YouTube singer Austin Jones is changing his tune… he’ll be singing the blues now after being sentenced to 10 years in prison.

The 26-year-old was handed down the prison sentence for asking underage girls to send him sexually explicit videos of themselves to prove that they’re fans.

The singer crooned acapella covers of popular songs and performed in a national tour.  If you look at the fan base of the suburban Chicago singer, most of them are teenager girls.

Police arrested him in 2017 on two counts of production of child pornography.

Jones admitted that he convinced six underage girls to make pornographic videos of themselves and send them to him.  The girls were as young as 14.
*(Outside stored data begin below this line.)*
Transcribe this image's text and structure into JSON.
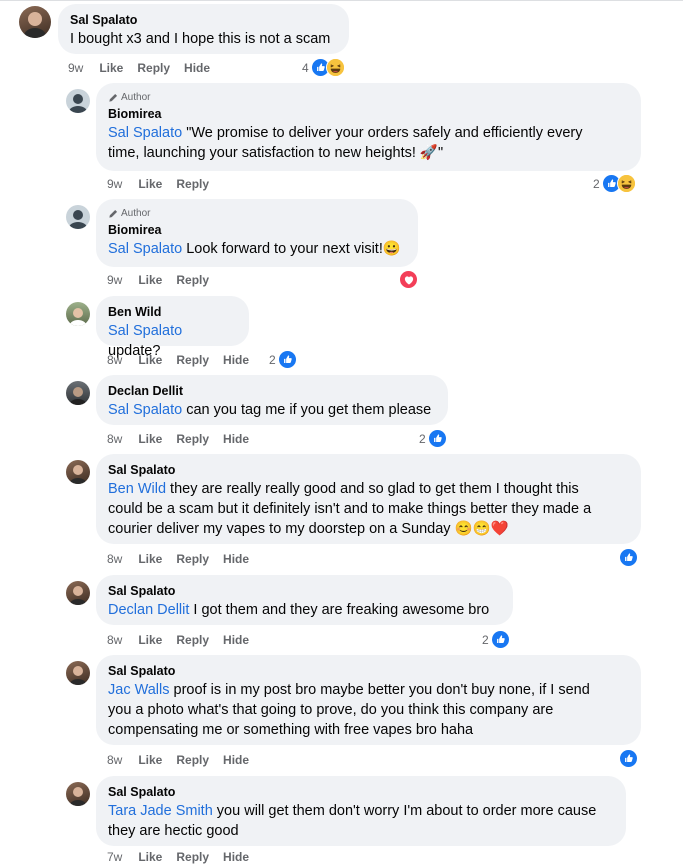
{
  "comments": [
    {
      "name": "Sal Spalato",
      "text": "I bought x3 and I hope this is not a scam",
      "time": "9w",
      "like": "Like",
      "reply": "Reply",
      "hide": "Hide",
      "reaction_count": "4"
    },
    {
      "badge": "Author",
      "name": "Biomirea",
      "mention": "Sal Spalato",
      "text": " \"We promise to deliver your orders safely and efficiently every",
      "text2": "time, launching your satisfaction to new heights! 🚀\"",
      "time": "9w",
      "like": "Like",
      "reply": "Reply",
      "reaction_count": "2"
    },
    {
      "badge": "Author",
      "name": "Biomirea",
      "mention": "Sal Spalato",
      "text": " Look forward to your next visit!😀",
      "time": "9w",
      "like": "Like",
      "reply": "Reply"
    },
    {
      "name": "Ben Wild",
      "mention": "Sal Spalato",
      "text": " update?",
      "time": "8w",
      "like": "Like",
      "reply": "Reply",
      "hide": "Hide",
      "reaction_count": "2"
    },
    {
      "name": "Declan Dellit",
      "mention": "Sal Spalato",
      "text": " can you tag me if you get them please",
      "time": "8w",
      "like": "Like",
      "reply": "Reply",
      "hide": "Hide",
      "reaction_count": "2"
    },
    {
      "name": "Sal Spalato",
      "mention": "Ben Wild",
      "text": " they are really really good and so glad to get them I thought this",
      "text2": "could be a scam but it definitely isn't and to make things better they made a",
      "text3": "courier deliver my vapes to my doorstep on a Sunday 😊😁❤️",
      "time": "8w",
      "like": "Like",
      "reply": "Reply",
      "hide": "Hide"
    },
    {
      "name": "Sal Spalato",
      "mention": "Declan Dellit",
      "text": " I got them and they are freaking awesome bro",
      "time": "8w",
      "like": "Like",
      "reply": "Reply",
      "hide": "Hide",
      "reaction_count": "2"
    },
    {
      "name": "Sal Spalato",
      "mention": "Jac Walls",
      "text": " proof is in my post bro maybe better you don't buy none, if I send",
      "text2": "you a photo what's that going to prove, do you think this company are",
      "text3": "compensating me or something with free vapes bro haha",
      "time": "8w",
      "like": "Like",
      "reply": "Reply",
      "hide": "Hide"
    },
    {
      "name": "Sal Spalato",
      "mention": "Tara Jade Smith",
      "text": " you will get them don't worry I'm about to order more cause",
      "text2": "they are hectic good",
      "time": "7w",
      "like": "Like",
      "reply": "Reply",
      "hide": "Hide"
    }
  ],
  "colors": {
    "mention": "#216fdb",
    "bubble": "#f0f2f5",
    "like": "#1877f2",
    "haha": "#f7c33e",
    "love": "#f33e58"
  },
  "icons": {
    "like": "thumbs-up-icon",
    "haha": "laughing-face-icon",
    "love": "heart-icon",
    "author": "pencil-icon"
  }
}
In February, he pleaded guilty.  On Friday, U.S. District Judge John Z. Lee sentenced him to 10 years in federal prison.

Assistant U.S. Attorney Katherine Neff Welsh made a statement about Jones in the government’s sentencing memorandum.

“Production and receipt of child pornography are extraordinarily serious offenses that threaten the safety of our children and communities,” Welsh said. “Jones’ actions took something from his victims and their families that they will never be able to get back.”

The Department of Justice said that to get the videos, Jones told some of the girls to give him proof that they were his biggest fans.  He said that they “were part of a modeling opportunity, and that he could assist them in gaining followers on Instagram”.

Jones admitted that he used Facebook to persuade the underage girls, as young as 14, to send him pornographic videos and pictures approximately 30 other times.

Long before his arrest, he came under fire for how he interacted with young fans.

He posted a 16-minute YouTube video in June of 2015, looking directly at the camera and admitting he used to ask fans to send him twerking videos.

That link to the YouTube video now says the account associated with it has been terminated.

YouTube singer Austin Jones account terminated.

YouTube singer Austin Jones account terminated.

 

YouTube says it has policies in place for dealing with YouTubers who are convicted of crimes. They stipulate that unless a YouTuber’s content violates the site’s terms of service or is closely related to the crime(s) they committed, their channel will remain standing.

In the past, YouTube ruled that Jones did not make content closely related to his crimes.  They did, however, demonetize the channel after he was arrested in 2017.

After reviewing the official criminal complaint and Jones’ 27-page plea agreement, YouTube pulled the channel in accordance with its policies.

While they didn’t give an official statement, it’s likely Jones’ channel was in violation of policies because he used the fame he built there (which had 534,000 subscribers) to lure in young girls.

“Nothing ever went further than twerking videos,” he said. “There were never any nudes, never any physical contact.”

Also in that video, he blamed his alleged battle with depression to him seeking attention by asking fans for the videos. 

The first arrest of Jones was in June 2017 at O’Hare International Airport, and he was questioned in a recorded interview.

During that arrest, authorities say they found dozens of pornographic videos on Jones’ phone.

“Mr. Jones is scared,” said Gerardo Solon Gutierrez, who was his lawyer. 

That was until Gutierrez made that statement to CNN and Jones’ family fired him. 

When CNN contacted Jones’ new lawyer, he hung up on the reporter.

The complaint says that Jones waived his Miranda rights and admitted to using Facebook to have sexually explicit chats with underage girls, receive explicit videos from them and view those videos for sexual pleasure.

According to the federal criminal complaint, they have at least two documented instances of Jones messaging teenage girls to send him explicit videos of themselves dancing.

One of the cited examples showed that he messaged a 14-year-old girl and asked her to send videos of herself dancing in a sexual manner and referred to it as a “try out” and an “opportunity.”

The complaint says Jones instructed the girls on how to shake or “clap” their buttocks and expose themselves in videos for him. 

“I’m just trying to help you!” Jones wrote in one message to a victim, according to the documents. “I know you’re trying your hardest to prove you’re my biggest fan. And I don’t want to have to find someone else.” 

According to the complaint, here are the instructions he gave to one girl:

“At the beginning, get super close and say these lines: hey Austin, it’s (name) and this butt is (age) years old and then make it clap for 30 seconds. Got it?” Jones wrote on Facebook to the girl.

That girl ultimately sent him about 15 videos of her dancing, including 10 videos in which she exposed herself.

Jones faced a mandatory minimum sentence of five years in prison and a maximum sentence of 20 years.